The Canadian Securities Administrators’ (CSA) recent compliance review of small firms such as fund managers and exempt-market dealers has found widespread deficiencies, particularly when it comes to meeting disclosure, know-your-client (KYC) and client reporting obligations.
The results of the CSA’s review of 65 small firms, largely sole proprietorships or one-person shops, which was carried out between Oct. 1, 2014 to June 30, 2016, were published in a notice on Thursday that provides additional guidance for these firms to meet their obligations.

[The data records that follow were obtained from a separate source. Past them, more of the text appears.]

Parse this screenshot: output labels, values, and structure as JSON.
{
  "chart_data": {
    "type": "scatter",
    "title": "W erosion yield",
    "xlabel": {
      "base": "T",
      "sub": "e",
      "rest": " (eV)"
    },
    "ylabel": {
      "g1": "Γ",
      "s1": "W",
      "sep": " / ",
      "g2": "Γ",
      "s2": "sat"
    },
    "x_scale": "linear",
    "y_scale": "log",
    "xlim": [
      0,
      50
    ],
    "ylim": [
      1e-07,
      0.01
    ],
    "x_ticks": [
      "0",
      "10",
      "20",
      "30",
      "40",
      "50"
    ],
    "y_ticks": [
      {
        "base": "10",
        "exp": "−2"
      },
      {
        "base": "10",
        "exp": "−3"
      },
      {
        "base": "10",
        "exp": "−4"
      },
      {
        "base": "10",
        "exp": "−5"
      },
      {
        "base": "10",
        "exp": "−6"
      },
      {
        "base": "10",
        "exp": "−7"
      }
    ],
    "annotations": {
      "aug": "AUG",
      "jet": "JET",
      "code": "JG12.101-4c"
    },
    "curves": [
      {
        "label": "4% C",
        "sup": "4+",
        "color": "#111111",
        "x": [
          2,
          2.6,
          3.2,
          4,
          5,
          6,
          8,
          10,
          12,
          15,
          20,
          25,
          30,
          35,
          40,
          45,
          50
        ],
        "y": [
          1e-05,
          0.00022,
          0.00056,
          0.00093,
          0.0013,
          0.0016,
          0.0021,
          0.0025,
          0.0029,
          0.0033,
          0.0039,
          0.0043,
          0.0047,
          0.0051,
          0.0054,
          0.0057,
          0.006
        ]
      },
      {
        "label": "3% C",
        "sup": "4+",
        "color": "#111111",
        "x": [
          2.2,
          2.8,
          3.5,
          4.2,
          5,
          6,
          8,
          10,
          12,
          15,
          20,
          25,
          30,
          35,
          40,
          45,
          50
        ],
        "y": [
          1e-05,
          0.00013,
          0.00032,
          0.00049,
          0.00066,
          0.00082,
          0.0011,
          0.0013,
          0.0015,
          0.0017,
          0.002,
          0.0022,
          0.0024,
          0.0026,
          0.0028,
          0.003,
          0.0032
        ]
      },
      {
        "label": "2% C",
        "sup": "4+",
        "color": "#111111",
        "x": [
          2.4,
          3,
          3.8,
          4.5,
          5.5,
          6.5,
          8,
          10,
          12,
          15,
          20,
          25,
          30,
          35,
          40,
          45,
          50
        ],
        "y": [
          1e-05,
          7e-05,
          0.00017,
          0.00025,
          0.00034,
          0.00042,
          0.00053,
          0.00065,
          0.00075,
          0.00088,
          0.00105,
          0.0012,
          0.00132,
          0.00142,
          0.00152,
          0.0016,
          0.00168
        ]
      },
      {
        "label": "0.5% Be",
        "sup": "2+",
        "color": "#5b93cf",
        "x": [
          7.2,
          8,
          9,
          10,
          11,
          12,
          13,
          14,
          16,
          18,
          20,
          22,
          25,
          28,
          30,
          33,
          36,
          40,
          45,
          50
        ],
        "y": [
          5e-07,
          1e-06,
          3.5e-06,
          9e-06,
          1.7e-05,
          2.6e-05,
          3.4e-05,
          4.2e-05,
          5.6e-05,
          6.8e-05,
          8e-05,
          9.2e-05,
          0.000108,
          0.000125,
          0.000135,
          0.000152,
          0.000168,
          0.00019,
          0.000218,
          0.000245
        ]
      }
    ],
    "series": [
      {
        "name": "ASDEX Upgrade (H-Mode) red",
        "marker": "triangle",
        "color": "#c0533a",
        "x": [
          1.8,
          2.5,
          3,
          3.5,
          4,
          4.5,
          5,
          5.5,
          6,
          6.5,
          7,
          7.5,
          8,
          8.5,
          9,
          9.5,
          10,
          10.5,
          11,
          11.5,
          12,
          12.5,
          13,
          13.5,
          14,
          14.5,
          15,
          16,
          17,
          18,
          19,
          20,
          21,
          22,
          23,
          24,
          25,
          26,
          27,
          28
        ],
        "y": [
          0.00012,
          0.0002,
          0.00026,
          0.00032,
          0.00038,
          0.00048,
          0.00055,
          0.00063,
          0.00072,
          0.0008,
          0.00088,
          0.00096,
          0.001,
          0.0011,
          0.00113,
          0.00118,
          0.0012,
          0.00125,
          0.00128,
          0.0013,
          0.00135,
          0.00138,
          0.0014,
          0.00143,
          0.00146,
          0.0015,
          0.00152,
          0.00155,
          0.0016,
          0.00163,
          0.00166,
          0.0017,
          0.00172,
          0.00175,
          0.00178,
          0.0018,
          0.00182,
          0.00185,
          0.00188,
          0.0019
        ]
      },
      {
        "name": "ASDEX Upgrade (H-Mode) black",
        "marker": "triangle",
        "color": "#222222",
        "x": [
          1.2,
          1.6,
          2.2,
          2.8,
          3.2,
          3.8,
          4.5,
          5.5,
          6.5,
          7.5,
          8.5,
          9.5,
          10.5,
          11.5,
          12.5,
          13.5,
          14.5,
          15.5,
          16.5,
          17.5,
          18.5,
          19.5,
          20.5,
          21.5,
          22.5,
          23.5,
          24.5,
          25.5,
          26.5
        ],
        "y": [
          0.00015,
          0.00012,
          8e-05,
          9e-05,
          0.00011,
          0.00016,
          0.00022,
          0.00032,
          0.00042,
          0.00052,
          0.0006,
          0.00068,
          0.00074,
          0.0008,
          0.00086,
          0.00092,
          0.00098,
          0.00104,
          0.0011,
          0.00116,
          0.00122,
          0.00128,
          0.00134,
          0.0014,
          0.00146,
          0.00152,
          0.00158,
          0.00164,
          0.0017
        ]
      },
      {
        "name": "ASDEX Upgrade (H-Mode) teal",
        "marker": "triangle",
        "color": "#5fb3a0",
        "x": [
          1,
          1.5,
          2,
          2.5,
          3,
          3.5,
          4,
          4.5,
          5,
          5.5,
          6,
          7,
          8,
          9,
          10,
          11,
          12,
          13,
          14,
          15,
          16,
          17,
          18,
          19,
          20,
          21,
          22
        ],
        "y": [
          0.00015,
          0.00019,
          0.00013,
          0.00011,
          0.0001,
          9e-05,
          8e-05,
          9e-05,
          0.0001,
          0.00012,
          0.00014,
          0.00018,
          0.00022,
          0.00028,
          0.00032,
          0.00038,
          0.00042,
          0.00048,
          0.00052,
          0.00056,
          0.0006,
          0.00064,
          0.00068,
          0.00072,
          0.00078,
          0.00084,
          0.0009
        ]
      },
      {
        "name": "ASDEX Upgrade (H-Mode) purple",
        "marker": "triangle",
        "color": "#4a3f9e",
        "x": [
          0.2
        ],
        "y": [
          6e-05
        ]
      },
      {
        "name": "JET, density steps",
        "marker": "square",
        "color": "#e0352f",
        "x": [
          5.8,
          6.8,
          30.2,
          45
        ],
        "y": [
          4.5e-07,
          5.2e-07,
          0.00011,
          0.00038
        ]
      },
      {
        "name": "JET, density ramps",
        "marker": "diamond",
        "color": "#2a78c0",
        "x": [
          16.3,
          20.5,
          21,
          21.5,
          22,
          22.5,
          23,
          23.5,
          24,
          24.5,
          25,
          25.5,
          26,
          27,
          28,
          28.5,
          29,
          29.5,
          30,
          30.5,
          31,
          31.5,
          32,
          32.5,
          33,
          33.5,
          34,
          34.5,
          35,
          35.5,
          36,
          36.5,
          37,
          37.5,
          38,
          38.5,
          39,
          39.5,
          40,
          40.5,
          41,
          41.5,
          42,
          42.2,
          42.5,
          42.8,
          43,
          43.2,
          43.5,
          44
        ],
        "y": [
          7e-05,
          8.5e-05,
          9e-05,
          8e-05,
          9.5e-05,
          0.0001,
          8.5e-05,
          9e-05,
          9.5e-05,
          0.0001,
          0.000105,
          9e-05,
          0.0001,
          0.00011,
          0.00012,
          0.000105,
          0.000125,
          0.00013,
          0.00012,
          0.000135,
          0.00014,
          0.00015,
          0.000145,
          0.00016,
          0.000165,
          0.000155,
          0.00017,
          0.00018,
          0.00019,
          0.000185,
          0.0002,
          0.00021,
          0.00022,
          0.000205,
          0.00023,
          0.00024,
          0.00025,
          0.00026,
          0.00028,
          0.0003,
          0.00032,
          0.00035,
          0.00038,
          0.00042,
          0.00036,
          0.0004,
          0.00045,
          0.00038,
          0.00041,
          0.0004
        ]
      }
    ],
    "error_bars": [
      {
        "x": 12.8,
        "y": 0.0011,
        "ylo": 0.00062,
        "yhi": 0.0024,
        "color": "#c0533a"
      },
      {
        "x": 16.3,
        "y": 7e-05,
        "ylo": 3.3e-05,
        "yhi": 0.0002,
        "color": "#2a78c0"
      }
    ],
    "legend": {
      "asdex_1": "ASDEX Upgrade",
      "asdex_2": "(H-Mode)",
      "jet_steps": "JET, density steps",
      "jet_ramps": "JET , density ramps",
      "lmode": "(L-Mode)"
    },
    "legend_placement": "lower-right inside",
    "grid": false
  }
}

The CSA’s notice reports that the regulators found 63% of firms had inadequate relationship disclosure information; 54% were found with KYC deficiencies; and 45% either failed to deliver, or provided inadequate, client statements.
In addition, 71% of the firms were found to have inadequate written policies and procedures. Less common deficiencies involved firms’ business interruptions plans and succession planning, incomplete books and records, and incorrect accounting methods or procedures.
“We identified that small firms can be at risk of failing to meet requirements of applicable securities legislation if they do not have: a comprehensive plan to address significant business interruptions and succession issues; monitoring systems that are reasonably likely to identify non-compliance at an early stage; and, supervisory systems that allow the firm to correct noncompliant conduct in a timely manner,” the CSA’s notice states.
The CSA indicates in the notice that it intends to continue to review and evaluate firms’ compliance practices.